A 1ª Seção do Superior Tribunal de Justiça decidiu, de forma unânime, que o contribuinte tem o direito de pleitear a restituição ou a compensação de valores de ICMS pagos indevidamente em operações de transferência entre estabelecimentos do mesmo titular, sem a necessidade de, previamente, comprovar ou realizar ajustes relacionados a créditos eventualmente apropriados nessas operações.
O entendimento foi firmado no julgamento dos embargos de divergência no EREsp 2.057.460, no qual foi rejeitada a tese apresentada pelo Estado do Rio Grande do Sul, que buscava restringir esse direito sob o argumento de evitar o chamado duplo aproveitamento de créditos.
Ao analisar a controvérsia, o colegiado acompanhou integralmente o voto do relator, ministro Teodoro Silva Santos, que afastou a exigência de condicionamento prévio para o reconhecimento do direito à compensação.
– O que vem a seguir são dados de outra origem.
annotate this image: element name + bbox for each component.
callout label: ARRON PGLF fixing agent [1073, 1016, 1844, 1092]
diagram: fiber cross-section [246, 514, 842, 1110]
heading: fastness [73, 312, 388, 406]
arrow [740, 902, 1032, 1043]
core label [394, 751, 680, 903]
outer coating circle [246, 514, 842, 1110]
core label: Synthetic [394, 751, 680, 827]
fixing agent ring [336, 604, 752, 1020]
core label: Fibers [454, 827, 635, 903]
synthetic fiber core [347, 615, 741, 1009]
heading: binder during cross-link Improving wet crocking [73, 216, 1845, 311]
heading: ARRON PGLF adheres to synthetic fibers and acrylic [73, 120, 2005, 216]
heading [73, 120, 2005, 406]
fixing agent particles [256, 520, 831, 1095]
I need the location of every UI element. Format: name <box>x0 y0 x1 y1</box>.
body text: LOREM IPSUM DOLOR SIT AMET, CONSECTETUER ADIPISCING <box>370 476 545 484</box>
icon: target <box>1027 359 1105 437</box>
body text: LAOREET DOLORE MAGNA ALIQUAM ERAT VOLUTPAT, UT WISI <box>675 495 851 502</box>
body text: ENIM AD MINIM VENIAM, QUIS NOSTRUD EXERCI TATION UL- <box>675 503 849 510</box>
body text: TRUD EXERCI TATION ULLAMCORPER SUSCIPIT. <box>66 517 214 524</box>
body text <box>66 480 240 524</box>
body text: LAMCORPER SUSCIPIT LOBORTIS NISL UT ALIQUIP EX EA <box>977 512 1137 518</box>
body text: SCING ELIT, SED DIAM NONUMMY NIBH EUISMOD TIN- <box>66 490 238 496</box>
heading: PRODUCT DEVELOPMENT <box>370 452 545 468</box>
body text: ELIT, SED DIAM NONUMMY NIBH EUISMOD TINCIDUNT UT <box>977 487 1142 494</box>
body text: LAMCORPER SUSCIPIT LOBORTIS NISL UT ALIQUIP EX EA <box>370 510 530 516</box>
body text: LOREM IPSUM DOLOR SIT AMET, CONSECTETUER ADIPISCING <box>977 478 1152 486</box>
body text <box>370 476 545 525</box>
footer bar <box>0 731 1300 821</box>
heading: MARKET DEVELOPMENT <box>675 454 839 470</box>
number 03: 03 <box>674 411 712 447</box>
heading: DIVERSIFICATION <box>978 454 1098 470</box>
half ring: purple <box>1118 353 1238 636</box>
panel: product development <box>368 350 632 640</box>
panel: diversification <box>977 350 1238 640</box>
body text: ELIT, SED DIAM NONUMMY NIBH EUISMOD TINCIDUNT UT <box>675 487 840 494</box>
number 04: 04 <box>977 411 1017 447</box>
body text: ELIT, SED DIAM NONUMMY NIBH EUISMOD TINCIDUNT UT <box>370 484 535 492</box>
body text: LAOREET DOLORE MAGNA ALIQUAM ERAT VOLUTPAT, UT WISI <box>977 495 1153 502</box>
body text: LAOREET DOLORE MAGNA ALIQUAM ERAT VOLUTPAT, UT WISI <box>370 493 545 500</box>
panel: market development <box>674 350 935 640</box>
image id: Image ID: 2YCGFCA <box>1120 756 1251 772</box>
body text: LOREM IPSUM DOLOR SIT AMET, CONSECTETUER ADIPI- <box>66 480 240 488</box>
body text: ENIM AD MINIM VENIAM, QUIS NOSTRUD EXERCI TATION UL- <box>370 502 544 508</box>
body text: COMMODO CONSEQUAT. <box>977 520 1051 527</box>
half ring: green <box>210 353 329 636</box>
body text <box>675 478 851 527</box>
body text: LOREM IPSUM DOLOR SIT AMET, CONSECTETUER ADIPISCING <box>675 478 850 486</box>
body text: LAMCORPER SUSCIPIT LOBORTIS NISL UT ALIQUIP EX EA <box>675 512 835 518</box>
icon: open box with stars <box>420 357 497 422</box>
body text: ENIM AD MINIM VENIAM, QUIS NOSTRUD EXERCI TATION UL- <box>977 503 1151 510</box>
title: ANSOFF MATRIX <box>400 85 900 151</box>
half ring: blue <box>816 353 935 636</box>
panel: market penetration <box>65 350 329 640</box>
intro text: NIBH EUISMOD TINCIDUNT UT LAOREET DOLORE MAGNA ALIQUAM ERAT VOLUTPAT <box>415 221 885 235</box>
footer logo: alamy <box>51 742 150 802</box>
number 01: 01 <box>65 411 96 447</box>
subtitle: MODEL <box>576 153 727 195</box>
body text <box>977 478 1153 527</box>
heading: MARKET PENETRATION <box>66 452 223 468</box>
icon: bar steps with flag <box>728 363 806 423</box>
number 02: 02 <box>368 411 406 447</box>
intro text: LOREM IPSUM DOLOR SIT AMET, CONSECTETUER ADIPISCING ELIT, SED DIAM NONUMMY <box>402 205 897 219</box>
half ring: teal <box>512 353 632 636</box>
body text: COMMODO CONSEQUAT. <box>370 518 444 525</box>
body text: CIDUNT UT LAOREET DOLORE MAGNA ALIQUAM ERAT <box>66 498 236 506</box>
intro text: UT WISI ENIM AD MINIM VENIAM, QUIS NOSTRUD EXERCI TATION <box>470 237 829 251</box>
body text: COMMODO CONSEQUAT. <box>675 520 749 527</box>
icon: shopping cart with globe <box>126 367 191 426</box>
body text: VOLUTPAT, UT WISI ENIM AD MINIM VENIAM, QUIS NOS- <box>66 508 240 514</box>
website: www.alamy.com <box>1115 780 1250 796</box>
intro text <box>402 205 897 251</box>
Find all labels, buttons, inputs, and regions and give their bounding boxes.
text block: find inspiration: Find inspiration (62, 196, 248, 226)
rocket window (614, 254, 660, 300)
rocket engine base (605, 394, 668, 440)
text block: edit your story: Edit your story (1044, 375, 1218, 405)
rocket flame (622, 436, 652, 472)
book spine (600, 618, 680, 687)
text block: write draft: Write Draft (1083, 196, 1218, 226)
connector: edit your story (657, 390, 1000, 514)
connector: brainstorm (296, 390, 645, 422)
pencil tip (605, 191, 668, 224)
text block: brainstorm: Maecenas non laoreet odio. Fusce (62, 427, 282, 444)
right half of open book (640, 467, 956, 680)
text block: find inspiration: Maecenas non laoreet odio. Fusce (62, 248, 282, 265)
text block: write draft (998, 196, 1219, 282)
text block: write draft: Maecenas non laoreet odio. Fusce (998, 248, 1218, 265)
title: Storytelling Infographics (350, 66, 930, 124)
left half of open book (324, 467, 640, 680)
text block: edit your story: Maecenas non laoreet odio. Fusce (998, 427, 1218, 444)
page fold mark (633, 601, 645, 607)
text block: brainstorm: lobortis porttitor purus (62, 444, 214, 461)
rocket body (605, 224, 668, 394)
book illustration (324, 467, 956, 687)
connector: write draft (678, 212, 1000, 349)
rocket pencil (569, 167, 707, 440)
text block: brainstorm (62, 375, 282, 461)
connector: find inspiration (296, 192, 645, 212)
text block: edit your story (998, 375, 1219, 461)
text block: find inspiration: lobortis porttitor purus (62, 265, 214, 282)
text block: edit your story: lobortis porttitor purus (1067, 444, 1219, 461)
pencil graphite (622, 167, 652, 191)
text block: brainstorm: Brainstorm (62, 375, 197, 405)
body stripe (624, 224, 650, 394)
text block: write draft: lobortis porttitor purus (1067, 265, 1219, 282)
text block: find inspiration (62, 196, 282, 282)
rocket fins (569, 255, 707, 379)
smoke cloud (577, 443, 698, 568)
Segundo o relator, no âmbito do mandado de segurança, não se exige a apuração antecipada dos valores envolvidos, sendo suficiente o reconhecimento do direito, cabendo à esfera administrativa a verificação posterior dos documentos e a realização de eventuais ajustes.
Durante o julgamento, foi ressaltado que eventuais distorções decorrentes do aproveitamento de créditos podem ser corrigidas no momento da efetiva compensação, mediante o chamado encontro de contas, procedimento que se insere na atividade administrativa do fisco. Com isso, o Tribunal reafirmou que o reconhecimento judicial do direito do contribuinte não deve ser condicionado à prévia liquidação ou verificação detalhada dos valores, preservando-se a possibilidade de ajustes em fase posterior.